Triple Net Lease Drug Store Cap Rates Move Higher

Cap rates for single tenant CVS, Rite Aid and Walgreens properties all increased significantly in the third quarter of 2016. Cap rates for the net lease drug store sector increased by 33 basis points to a 5.96% cap rate when compared to the prior year.


Rite Aid and Walgreens cap rates experienced the largest increase by 30 and 37 basis points each due to the investor concern of store closures with the potential Rite Aid acquisition by Walgreens. In the same timeframe, CVS cap rates increased by 25 basis points.

Transaction volume in drug store sector has been slowed by investor trepidation due to the uncertainty of the potential Walgreens and Rite Aid merger.
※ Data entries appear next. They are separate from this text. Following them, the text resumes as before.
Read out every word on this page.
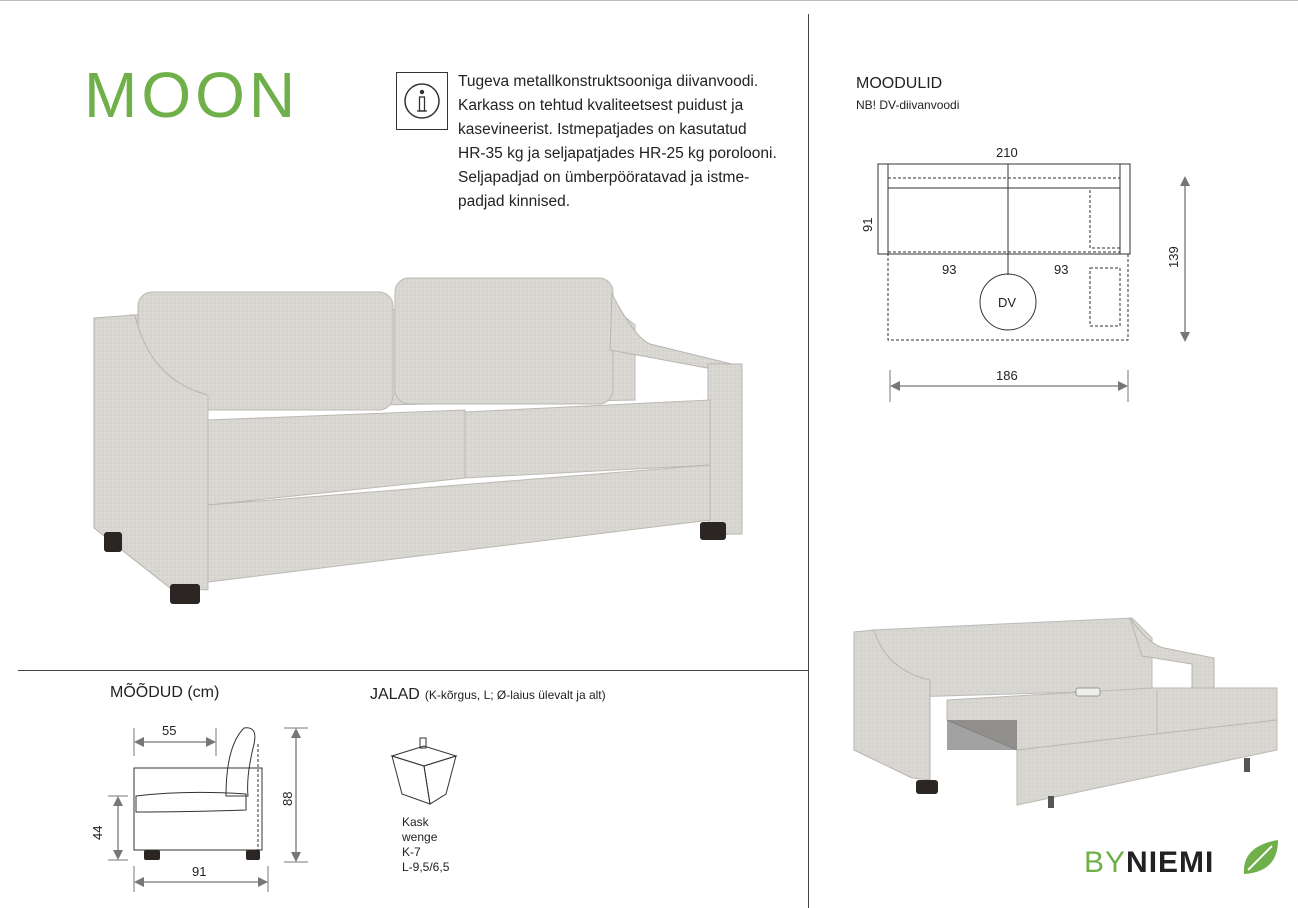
MOON	Tugeva metallkonstruktsooniga diivanvoodi.
Karkass on tehtud kvaliteetsest puidust ja
kasevineerist. Istmepatjades on kasutatud
HR-35 kg ja seljapatjades HR-25 kg porolooni.
Seljapadjad on ümberpööratavad ja istme-
padjad kinnised.
MOODULID
NB! DV-diivanvoodi
DV
210
91
93	93
139
186
MÕÕDUD (cm)
55
44
88
91
JALAD (K-kõrgus, L; Ø-laius ülevalt ja alt)
Kask
wenge
K-7
L-9,5/6,5	BYNIEMI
However, investment sales activity has been concentrated with drug store assets in core markets with strong sales performance. The concern from the merger has caused the cap rate premiums associated with the drug store sector to decrease. In the third quarter of 2016, the spread between the overall net lease retail market and the drug store sector compressed to 14 basis points. This spread has historically been greater and in the past three years the spread ranged from 75 to 100 basis points.
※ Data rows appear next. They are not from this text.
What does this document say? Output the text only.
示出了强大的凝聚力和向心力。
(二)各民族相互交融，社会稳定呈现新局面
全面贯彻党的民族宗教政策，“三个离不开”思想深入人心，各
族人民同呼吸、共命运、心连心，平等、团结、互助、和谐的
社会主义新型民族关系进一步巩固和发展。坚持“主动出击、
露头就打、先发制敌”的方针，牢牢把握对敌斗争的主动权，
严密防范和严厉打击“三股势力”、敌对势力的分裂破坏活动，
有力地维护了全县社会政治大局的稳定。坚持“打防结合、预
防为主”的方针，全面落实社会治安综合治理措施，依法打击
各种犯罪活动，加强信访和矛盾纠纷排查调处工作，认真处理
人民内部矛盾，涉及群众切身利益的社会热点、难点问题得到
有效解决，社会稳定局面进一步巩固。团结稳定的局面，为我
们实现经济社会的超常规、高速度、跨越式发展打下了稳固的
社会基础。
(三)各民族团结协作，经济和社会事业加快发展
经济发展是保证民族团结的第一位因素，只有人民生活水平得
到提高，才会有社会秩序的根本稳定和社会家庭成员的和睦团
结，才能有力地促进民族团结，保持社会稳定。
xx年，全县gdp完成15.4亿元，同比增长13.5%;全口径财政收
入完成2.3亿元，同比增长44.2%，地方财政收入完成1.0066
The supply of drug store assets decreased when compared to the prior year by 23.2%. Not only did the availability of drug store assets decrease, closed transaction volume for drug stores decreased by 19.2% when comparing the first three quarters of 2015 and 2016. Rite Aid assets experienced the sharpest decline with 26% less transaction volume during the same time period. Furthermore, the supply of long term leased (20+ years) assets decreased significantly across the sector due to lack of new store development.
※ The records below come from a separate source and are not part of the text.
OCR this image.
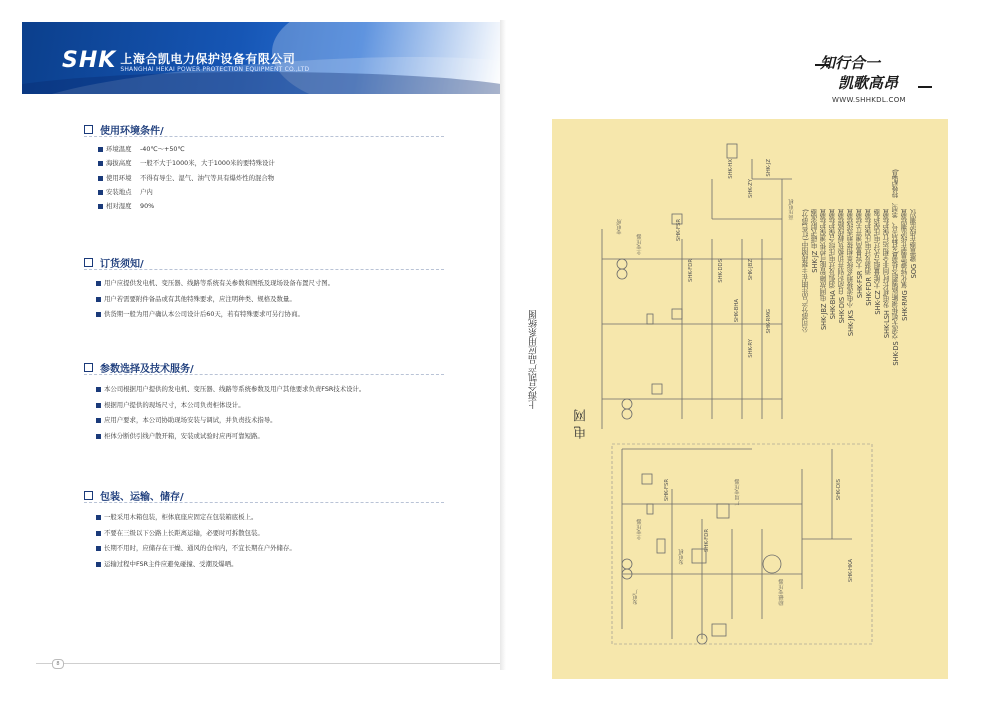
SHK 上海合凯电力保护设备有限公司
SHANGHAI HEKAI POWER PROTECTION EQUIPMENT CO.,LTD
使用环境条件/
环境温度	-40℃～+50℃
海拔高度	一般不大于1000米，大于1000米的要特殊设计
使用环境	不得有导尘、湿气、油气等具有爆炸性的混合物
安装地点	户内
相对湿度	90%
订货须知/
用户应提供发电机、变压器、线路等系统有关参数和图纸及现场设备布置尺寸图。
用户若需要附件备品或有其他特殊要求，应注明种类、规格及数量。
供货期一般为用户确认本公司设计后60天，若有特殊要求可另行协商。
参数选择及技术服务/
本公司根据用户提供的发电机、变压器、线路等系统参数及用户其他要求负责FSR技术设计。
根据用户提供的现场尺寸，本公司负责柜体设计。
应用户要求，本公司协助现场安装与调试，并负责技术指导。
柜体分断供引线户散开箱，安装或试验时应再可靠短路。
包装、运输、储存/
一般采用木箱包装，柜体底座应固定在包装箱底板上。
不要在三级以下公路上长距离运输，必要时可拆散包装。
长期不用时，应储存在干燥、通风的仓库内，不宜长期在户外储存。
运输过程中FSR主件应避免碰撞、受潮及爆晒。
8
知行合一
凯歌高昂
WWW.SHHKDL.COM
上海合凯产品应用系统图
电 网
变电所
主变压器
SHK-FSR
SHK-FDR	SHK-DDS
SHK-BHA
SHK-JBZ
SHK-RY
SHK-RMG
SHK-HX
SHK-ZY
SHK-JZ
高压电机
发电厂
主变压器
厂用变压器
励磁变压器
发电机
SHK-FSR
SHK-FDR
SHK-DIS
SHK-HKA
公司部分产品注明在主接线图中(红色部分) SHK-JZ 电磁式限流器 SHK-JBZ 电网故障智能可控快速保护装置 SHK-BHA 消弧及过电压综合保护装置 SHK-DIS 自动识别并切换负载线路装置 SHK-JKS 小电流接地系统单相接地选线装置 SHK-FSR 大容量高速开关装置 SHK-FDR 消谐及过电压保护装置 SHK-CZ 大能量组合式过电压保护器 SHK-LSH 发电机长时间非全相运行保护装置 SHK-DS 交流无弧快速断路器组合装置(各种型号、类型、特殊配置) SHK-RMG 氧化锌避雷器在线监测装置 SOG 避雷器在线监测仪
Transaction velocity for the remainder of 2016 in the net lease drug store sector should remain at a similar pace to the first three quarters of 2016 as uncertainty remains due to the potential Walgreens and Rite Aid merger. However, drug store assets with strong sales performance in top tier markets will garner demand from investors who have preference for the strong credit profiles and residual real estate locations that these drugstore assets provide. Private investors will continue to be the primary buyer of these assets.